The Iran situation looks like a replay of that same playbook. Markets are pricing in disruption risk, but if history is the guide, the actual supply impact may be minimal. That makes the current price level a geopolitical premium sitting on top of a much softer fundamental floor.
The recent price data supports the fear-driven narrative. WTI hit a 12-month low of $55.44 on December 16, 2025, before rallying sharply as Iran tensions escalated. The United States Oil Fund The United States Oil Fund (NYSEARCA:USO) has reflected that move directly, gaining 30.42% year-to-date through March 3, 2026.
What $40s Oil Does to the Majors
If Garner is right and the Iran premium eventually deflates, the downstream consequences for the big integrated oil companies are significant.
ExxonMobil (NYSE:XOM) already showed how sensitive earnings are to price moves. Full-year 2025 net income fell to $28.84 billion from $33.68 billion in 2024, despite record production of 4.7 million oil-equivalent barrels per day. That compression happened even as Brent traded well above Garner’s projected lows. A drop to Garner’s projected lows would be a much harder hit.

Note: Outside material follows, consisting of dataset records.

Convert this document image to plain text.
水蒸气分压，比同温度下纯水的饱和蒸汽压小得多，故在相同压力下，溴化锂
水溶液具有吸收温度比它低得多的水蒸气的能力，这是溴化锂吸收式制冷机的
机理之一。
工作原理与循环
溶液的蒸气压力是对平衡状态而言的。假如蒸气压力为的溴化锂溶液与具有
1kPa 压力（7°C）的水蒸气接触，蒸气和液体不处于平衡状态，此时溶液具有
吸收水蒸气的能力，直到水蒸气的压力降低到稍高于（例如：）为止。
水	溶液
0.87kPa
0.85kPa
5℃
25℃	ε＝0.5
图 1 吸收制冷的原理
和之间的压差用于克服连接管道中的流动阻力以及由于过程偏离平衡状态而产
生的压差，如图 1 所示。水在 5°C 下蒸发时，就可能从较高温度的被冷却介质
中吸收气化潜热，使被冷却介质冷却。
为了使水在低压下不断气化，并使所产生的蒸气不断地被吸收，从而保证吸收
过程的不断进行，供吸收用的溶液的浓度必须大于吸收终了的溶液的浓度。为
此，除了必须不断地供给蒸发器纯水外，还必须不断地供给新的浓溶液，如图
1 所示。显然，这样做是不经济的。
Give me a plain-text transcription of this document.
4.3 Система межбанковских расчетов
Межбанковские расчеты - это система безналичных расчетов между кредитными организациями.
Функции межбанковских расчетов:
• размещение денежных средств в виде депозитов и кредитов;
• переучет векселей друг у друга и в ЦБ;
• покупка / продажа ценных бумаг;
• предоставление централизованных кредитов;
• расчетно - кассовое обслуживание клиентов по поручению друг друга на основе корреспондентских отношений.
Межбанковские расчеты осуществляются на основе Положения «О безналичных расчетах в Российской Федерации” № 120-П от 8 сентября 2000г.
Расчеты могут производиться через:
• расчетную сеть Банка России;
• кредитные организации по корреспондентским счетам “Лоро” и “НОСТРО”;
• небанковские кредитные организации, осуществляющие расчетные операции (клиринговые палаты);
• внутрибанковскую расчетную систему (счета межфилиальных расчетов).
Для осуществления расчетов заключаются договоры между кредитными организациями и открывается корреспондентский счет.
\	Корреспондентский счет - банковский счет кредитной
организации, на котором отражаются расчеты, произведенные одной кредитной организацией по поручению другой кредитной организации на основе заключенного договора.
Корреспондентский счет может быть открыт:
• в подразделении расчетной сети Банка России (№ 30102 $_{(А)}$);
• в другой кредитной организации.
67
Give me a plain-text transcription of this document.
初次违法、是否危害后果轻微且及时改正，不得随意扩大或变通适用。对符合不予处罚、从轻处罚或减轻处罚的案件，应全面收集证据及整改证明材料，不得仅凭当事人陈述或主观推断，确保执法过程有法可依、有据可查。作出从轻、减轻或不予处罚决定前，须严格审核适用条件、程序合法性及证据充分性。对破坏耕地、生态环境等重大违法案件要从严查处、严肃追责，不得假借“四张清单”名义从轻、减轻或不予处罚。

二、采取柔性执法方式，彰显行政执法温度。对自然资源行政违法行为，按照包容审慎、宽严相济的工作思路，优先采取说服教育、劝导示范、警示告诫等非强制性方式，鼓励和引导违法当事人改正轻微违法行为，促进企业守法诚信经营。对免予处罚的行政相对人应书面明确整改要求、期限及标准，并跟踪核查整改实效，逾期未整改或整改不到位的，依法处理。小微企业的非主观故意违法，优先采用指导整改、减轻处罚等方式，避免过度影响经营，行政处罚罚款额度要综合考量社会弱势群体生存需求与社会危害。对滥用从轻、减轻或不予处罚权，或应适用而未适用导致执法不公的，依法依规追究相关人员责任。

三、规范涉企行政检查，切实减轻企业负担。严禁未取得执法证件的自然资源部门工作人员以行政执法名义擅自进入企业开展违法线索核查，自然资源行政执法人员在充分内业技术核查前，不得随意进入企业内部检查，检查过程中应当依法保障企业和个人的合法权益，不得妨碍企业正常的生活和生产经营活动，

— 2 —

Chevron (NYSE:CVX) tells a similar story. CEO Mike Wirth acknowledged the environment directly: “2025 was a year of significant achievement…industry-leading free cash flow growth and superior shareholder returns, despite declining oil prices.” That language was crafted for a world where Brent averaged $64 per barrel in Q4 2025, well above where Garner believes fundamentals alone would place prices.
The Bottom Line
Garner’s framework is a useful lens for energy investors right now. The Iran conflict has injected real fear into the crude market, and fear has a price. But if this rally follows the same pattern as the ones since 2022, the supply disruption may never materialize at scale. Whether the current rally reflects a genuine supply shock or another iteration of a geopolitical fear premium remains an open question as the Iran situation develops.